Monday, Jun. 22, 1970

Finch's Try for Vindication

DESPITE Robert Finch's many problems in running the Department of Health, Education and Welfare, he requested six more months in that post when the President asked him to join the White House staff. In an interview with TIME Correspondent Simmons Fentress, Finch said: "I told him you have some good periods and bad periods in a department that big, and we had some things coming up. I told him I wanted to go out on the upbeat. He wouldn't accept it. He said he had some other moves he wanted to make, and he felt a strong need to do it then."

One move, it developed last week, was the firing of James Allen as Commissioner of Education--a decision made in the White House but ex- ecuted by Finch in his last days as HEW Secretary. Many HEW staffers were already restive over the department's inability to withstand conservative pressure from the White House; had Finch stayed on after Allen's dismissal, a further result of that pressure, his position in HEW would have been further undermined.

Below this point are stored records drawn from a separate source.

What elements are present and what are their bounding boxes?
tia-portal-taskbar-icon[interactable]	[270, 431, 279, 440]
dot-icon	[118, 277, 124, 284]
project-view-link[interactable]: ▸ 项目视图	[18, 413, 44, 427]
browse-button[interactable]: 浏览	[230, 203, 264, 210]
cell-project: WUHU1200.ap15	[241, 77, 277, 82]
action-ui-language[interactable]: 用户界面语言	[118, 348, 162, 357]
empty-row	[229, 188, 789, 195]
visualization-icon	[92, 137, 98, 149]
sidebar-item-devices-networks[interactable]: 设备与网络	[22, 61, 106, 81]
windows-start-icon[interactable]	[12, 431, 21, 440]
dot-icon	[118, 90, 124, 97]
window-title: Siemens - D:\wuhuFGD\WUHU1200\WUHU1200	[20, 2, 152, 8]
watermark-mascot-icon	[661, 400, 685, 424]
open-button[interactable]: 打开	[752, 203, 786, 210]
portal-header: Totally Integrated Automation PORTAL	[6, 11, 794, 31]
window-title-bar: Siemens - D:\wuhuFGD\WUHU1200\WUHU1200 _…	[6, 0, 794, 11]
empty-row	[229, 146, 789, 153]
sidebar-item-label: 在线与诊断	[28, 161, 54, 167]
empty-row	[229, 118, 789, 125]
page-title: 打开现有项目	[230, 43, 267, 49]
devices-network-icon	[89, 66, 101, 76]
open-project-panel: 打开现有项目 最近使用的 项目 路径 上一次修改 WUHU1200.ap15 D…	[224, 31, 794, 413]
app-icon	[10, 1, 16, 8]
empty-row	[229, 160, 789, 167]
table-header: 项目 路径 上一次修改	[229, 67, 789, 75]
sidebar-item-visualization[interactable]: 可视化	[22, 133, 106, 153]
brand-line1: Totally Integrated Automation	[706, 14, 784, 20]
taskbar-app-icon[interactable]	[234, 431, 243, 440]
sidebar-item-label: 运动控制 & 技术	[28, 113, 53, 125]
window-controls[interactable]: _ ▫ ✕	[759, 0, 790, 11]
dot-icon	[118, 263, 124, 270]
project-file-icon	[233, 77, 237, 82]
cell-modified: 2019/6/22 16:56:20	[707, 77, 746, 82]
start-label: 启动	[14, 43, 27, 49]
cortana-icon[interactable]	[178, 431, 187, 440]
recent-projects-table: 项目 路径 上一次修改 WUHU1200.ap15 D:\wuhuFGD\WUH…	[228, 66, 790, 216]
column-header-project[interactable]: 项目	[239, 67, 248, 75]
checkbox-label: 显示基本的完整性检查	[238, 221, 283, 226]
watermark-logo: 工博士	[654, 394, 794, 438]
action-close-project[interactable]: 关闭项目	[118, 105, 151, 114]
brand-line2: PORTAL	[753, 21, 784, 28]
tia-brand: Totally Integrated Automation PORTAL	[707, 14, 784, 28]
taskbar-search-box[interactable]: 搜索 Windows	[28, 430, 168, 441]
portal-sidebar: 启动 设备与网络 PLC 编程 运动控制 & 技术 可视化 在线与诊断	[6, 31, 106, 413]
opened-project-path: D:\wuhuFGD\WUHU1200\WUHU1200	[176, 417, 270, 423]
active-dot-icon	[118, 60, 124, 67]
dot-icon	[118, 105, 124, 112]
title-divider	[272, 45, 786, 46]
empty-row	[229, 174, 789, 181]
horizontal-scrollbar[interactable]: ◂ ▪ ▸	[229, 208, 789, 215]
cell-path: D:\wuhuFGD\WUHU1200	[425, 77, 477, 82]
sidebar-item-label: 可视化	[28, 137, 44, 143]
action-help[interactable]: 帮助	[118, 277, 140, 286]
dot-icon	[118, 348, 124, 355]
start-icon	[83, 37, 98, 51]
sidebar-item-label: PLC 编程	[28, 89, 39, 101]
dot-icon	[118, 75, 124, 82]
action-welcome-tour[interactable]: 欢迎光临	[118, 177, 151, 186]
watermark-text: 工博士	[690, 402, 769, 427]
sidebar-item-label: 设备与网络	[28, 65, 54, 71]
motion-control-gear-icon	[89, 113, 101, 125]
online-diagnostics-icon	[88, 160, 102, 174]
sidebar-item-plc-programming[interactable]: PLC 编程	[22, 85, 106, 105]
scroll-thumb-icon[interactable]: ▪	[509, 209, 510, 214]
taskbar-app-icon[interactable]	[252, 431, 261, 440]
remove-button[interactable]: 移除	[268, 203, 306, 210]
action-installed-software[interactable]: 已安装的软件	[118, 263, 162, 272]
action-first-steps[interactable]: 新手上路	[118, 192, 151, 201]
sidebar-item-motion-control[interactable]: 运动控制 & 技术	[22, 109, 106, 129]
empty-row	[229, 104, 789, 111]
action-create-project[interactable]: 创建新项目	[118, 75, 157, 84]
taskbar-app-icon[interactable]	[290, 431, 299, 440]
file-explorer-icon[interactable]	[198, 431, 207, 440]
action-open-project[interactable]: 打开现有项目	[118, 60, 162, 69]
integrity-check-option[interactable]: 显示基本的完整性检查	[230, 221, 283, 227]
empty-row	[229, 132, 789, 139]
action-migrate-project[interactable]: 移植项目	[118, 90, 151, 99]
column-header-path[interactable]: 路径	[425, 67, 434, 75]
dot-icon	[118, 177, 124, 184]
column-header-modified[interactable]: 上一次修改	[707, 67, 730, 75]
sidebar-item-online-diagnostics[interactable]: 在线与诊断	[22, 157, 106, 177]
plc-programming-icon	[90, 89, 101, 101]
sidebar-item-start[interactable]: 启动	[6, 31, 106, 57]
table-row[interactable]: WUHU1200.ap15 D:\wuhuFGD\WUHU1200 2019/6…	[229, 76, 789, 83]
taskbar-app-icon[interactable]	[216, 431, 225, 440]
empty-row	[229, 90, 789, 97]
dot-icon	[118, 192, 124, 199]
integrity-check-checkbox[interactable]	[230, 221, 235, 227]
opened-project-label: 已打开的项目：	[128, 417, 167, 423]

Finch was painfully aware of the internal criticism of his stewardship. Shortly before Nixon informed him of his transfer to the White House, Finch, while taking a doctor's-orders rest, was planning to cope with those objections. His aim, as one associate put it, was to be "more assertive, provide stronger leadership, get more policy attack." Thus his desire for another six months in which to vindicate himself.